Your code is not working for other reasons.
pop_back() invalidates only iterators that point to the last element. From C++ Standard Library Reference:
Inserting or removing elements
invalidates references, pointers, and
iterators that refer to the following
element. If an insertion causes
reallocation, it invalidates all
references, iterators, and pointers.
So to answer your question, no it does not invalidate all iterators.
However, in your code example, it can invalidate it when it is pointing to the last element and the value is below 10. In which case Visual Studio debug STL will mark iterator as invalidated, and further check for it not being equal to end() will show an assert.
If iterators are implemented as pure pointers (as they would in probably all non-debug STL vector cases), your code should just work. If iterators are more than pointers, then your code does not handle this case of removing the last element correctly.
Error is that when "it" points to the last element of vector and if this element is less than 10, this last element is removed. And now "it" points to ints.end(), next "it++" moves pointer to ints.end()+1, so now "it" running away from ints.end(), and you got infinite loop scanning all your memory :).
The "official specification" is the C++ Standard. If you don't have access to a copy of C++03, you can get the latest draft of C++0x from the Committee's website: http://www.open-std.org/jtc1/sc22/wg21/docs/papers/2008/n2723.pdf
The "Operational Semantics" section of container requirements specifies that pop_back() is equivalent to { iterator i = end(); --i; erase(i); }. the [vector.modifiers] section for erase says "Effects: Invalidates iterators and references at or after the point of the erase."
If you want the intuition argument, pop_back is no-fail (since destruction of value_types in standard containers are not allowed to throw exceptions), so it cannot do any copy or allocation (since they can throw), which means that you can guess that the iterator to the erased element and the end iterator are invalidated, but the remainder are not.
pop_back() will only invalidate it if it was pointing to the last item in the vector. Your code will therefore fail whenever the last int in the vector is less than 10, as follows:
*it = ints.back(); // Set *it to the value it already has
ints.pop_back(); // Invalidate the iterator
continue; // Loop round and access the invalid iterator
You might want to consider using the return value of erase instead of swapping the back element to the deleted position an popping back. For sequences erase returns an iterator pointing the the element one beyond the element being deleted. Note that this method may cause more copying than your original algorithm.
for(std::vector<int>::iterator it = ints.begin(); it != ints.end(); )
{
if(*it < 10)
it = ints.erase( it );
else
++it;
}
std::remove_if could also be an alternative solution.
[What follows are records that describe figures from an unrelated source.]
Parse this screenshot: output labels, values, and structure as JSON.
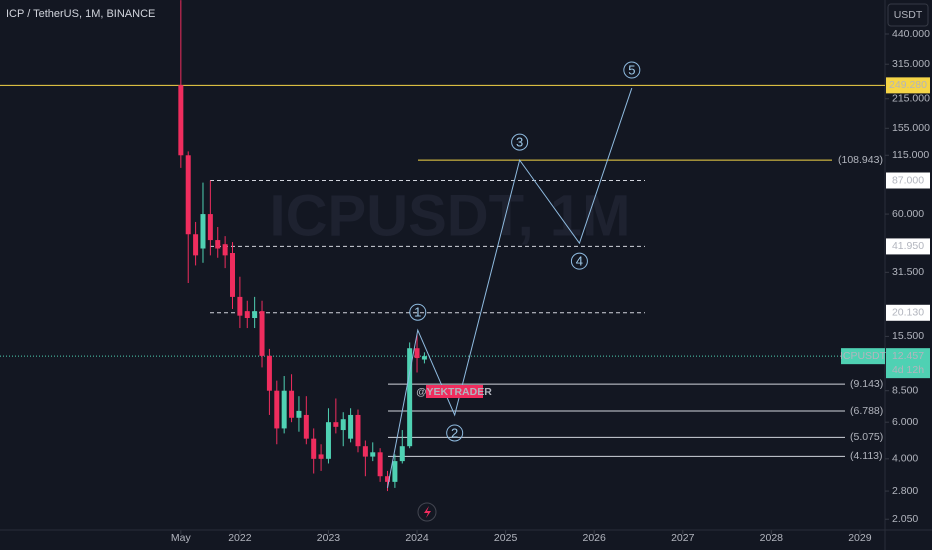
{
  "chart_data": {
    "type": "candlestick",
    "title": "ICP / TetherUS, 1M, BINANCE",
    "currency": "USDT",
    "watermark": "ICPUSDT, 1M",
    "symbol_label": "ICPUSDT",
    "countdown": "4d 12h",
    "last_price": {
      "value": 12.457,
      "label": "12.457"
    },
    "author": "@YEKTRADER",
    "up_color": "#4fd1b3",
    "down_color": "#ef2d5e",
    "log_scale": true,
    "ylim": [
      1.82,
      641
    ],
    "yticks": [
      {
        "value": 440,
        "label": "440.000"
      },
      {
        "value": 315,
        "label": "315.000"
      },
      {
        "value": 215,
        "label": "215.000"
      },
      {
        "value": 155,
        "label": "155.000"
      },
      {
        "value": 115,
        "label": "115.000"
      },
      {
        "value": 60,
        "label": "60.000"
      },
      {
        "value": 31.5,
        "label": "31.500"
      },
      {
        "value": 15.5,
        "label": "15.500"
      },
      {
        "value": 8.5,
        "label": "8.500"
      },
      {
        "value": 6,
        "label": "6.000"
      },
      {
        "value": 4,
        "label": "4.000"
      },
      {
        "value": 2.8,
        "label": "2.800"
      },
      {
        "value": 2.05,
        "label": "2.050"
      }
    ],
    "xlim": [
      -24.5,
      95.4
    ],
    "xticks": [
      {
        "value": 0,
        "label": "May"
      },
      {
        "value": 8,
        "label": "2022"
      },
      {
        "value": 20,
        "label": "2023"
      },
      {
        "value": 32,
        "label": "2024"
      },
      {
        "value": 44,
        "label": "2025"
      },
      {
        "value": 56,
        "label": "2026"
      },
      {
        "value": 68,
        "label": "2027"
      },
      {
        "value": 80,
        "label": "2028"
      },
      {
        "value": 92,
        "label": "2029"
      }
    ],
    "candles": {
      "open": [
        250,
        115,
        48,
        41,
        60,
        45,
        43,
        39,
        24,
        20.5,
        19,
        20.5,
        12.5,
        8.5,
        5.6,
        8.5,
        6.3,
        6.5,
        5.0,
        4.2,
        4.0,
        6.0,
        5.5,
        5.0,
        6.5,
        4.6,
        4.1,
        4.3,
        3.3,
        3.1,
        3.9,
        4.6,
        13.6,
        12.0
      ],
      "high": [
        640,
        120,
        55,
        85,
        87,
        52,
        47,
        44,
        30,
        23,
        24,
        23,
        13.5,
        9.5,
        10,
        10.2,
        8,
        8,
        5.6,
        4.7,
        7,
        7.8,
        6.7,
        7,
        6.9,
        4.9,
        4.8,
        4.5,
        3.5,
        4.2,
        5.5,
        14.5,
        16,
        13
      ],
      "low": [
        100,
        28,
        34,
        35,
        38,
        37,
        33,
        21,
        17,
        17,
        17,
        11,
        6.5,
        4.7,
        5.3,
        6,
        5.4,
        4.7,
        3.4,
        3.5,
        3.8,
        5.3,
        4.6,
        4.8,
        4.3,
        3.3,
        3.9,
        3.1,
        2.8,
        2.9,
        3.8,
        4.5,
        10.4,
        11.5
      ],
      "close": [
        115,
        48,
        38,
        60,
        45,
        41,
        38,
        24,
        19.5,
        19,
        20.5,
        12.5,
        8.5,
        5.6,
        8.5,
        6.3,
        6.8,
        5.0,
        4.0,
        4.0,
        6.0,
        5.7,
        6.2,
        6.5,
        4.6,
        4.1,
        4.3,
        3.3,
        3.1,
        3.9,
        4.6,
        13.6,
        12.2,
        12.457
      ]
    },
    "levels": [
      {
        "value": 249.28,
        "label": "249.280",
        "kind": "axis",
        "color": "#f5d547"
      },
      {
        "value": 108.943,
        "label": "(108.943)",
        "kind": "target",
        "color": "#f5d547"
      },
      {
        "value": 87,
        "label": "87.000",
        "kind": "dashed",
        "color": "#d1d4dc"
      },
      {
        "value": 41.95,
        "label": "41.950",
        "kind": "dashed",
        "color": "#d1d4dc"
      },
      {
        "value": 20.13,
        "label": "20.130",
        "kind": "dashed",
        "color": "#d1d4dc"
      },
      {
        "value": 9.143,
        "label": "(9.143)",
        "kind": "fib",
        "color": "#d1d4dc"
      },
      {
        "value": 6.788,
        "label": "(6.788)",
        "kind": "fib",
        "color": "#d1d4dc"
      },
      {
        "value": 5.075,
        "label": "(5.075)",
        "kind": "fib",
        "color": "#d1d4dc"
      },
      {
        "value": 4.113,
        "label": "(4.113)",
        "kind": "fib",
        "color": "#d1d4dc"
      }
    ],
    "wave": {
      "color": "#8fbbe0",
      "points": [
        {
          "x": 28,
          "value": 2.9
        },
        {
          "x": 32.1,
          "value": 16.6,
          "label": "1"
        },
        {
          "x": 37.1,
          "value": 6.5,
          "label": "2"
        },
        {
          "x": 45.9,
          "value": 109,
          "label": "3"
        },
        {
          "x": 54,
          "value": 43.5,
          "label": "4"
        },
        {
          "x": 61.1,
          "value": 242,
          "label": "5"
        }
      ]
    }
  }
}
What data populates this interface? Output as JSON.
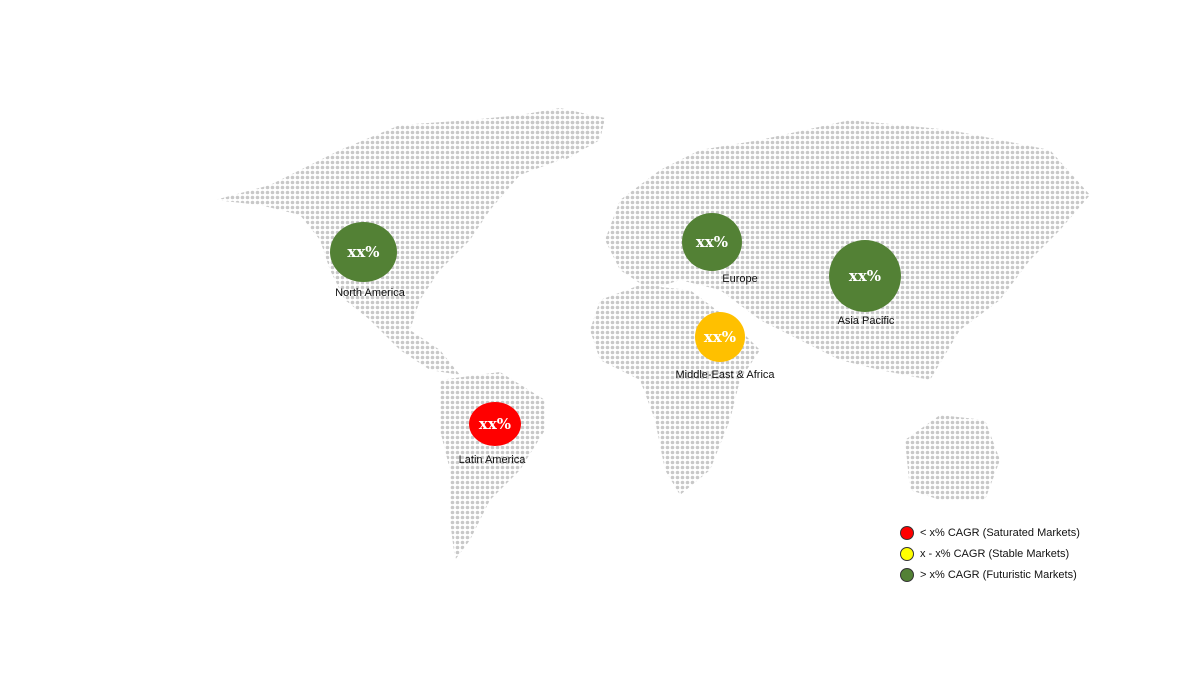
{
  "colors": {
    "dots": "#c8c8c8",
    "red": "#ff0000",
    "yellow": "#ffc000",
    "green": "#538135",
    "legend_yellow": "#ffff00"
  },
  "regions": [
    {
      "name": "North America",
      "value": "xx%",
      "status": "green"
    },
    {
      "name": "Europe",
      "value": "xx%",
      "status": "green"
    },
    {
      "name": "Asia Pacific",
      "value": "xx%",
      "status": "green"
    },
    {
      "name": "Middle-East & Africa",
      "value": "xx%",
      "status": "yellow"
    },
    {
      "name": "Latin America",
      "value": "xx%",
      "status": "red"
    }
  ],
  "legend": [
    {
      "label": "< x% CAGR (Saturated Markets)",
      "color": "#ff0000"
    },
    {
      "label": "x - x% CAGR (Stable Markets)",
      "color": "#ffff00"
    },
    {
      "label": "> x% CAGR (Futuristic Markets)",
      "color": "#538135"
    }
  ]
}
struct LessThanTen { bool operator()( int n ) { return n < 10; } };
ints.erase( std::remove_if( ints.begin(), ints.end(), LessThanTen() ), ints.end() );
std::remove_if is (like my first algorithm) stable, so it may not be the most efficient way of doing this, but it is succinct.
Check out the information here (cplusplus.com):
Delete last element
Removes the last element in the vector, effectively reducing the vector size by one and invalidating all iterators and references to it.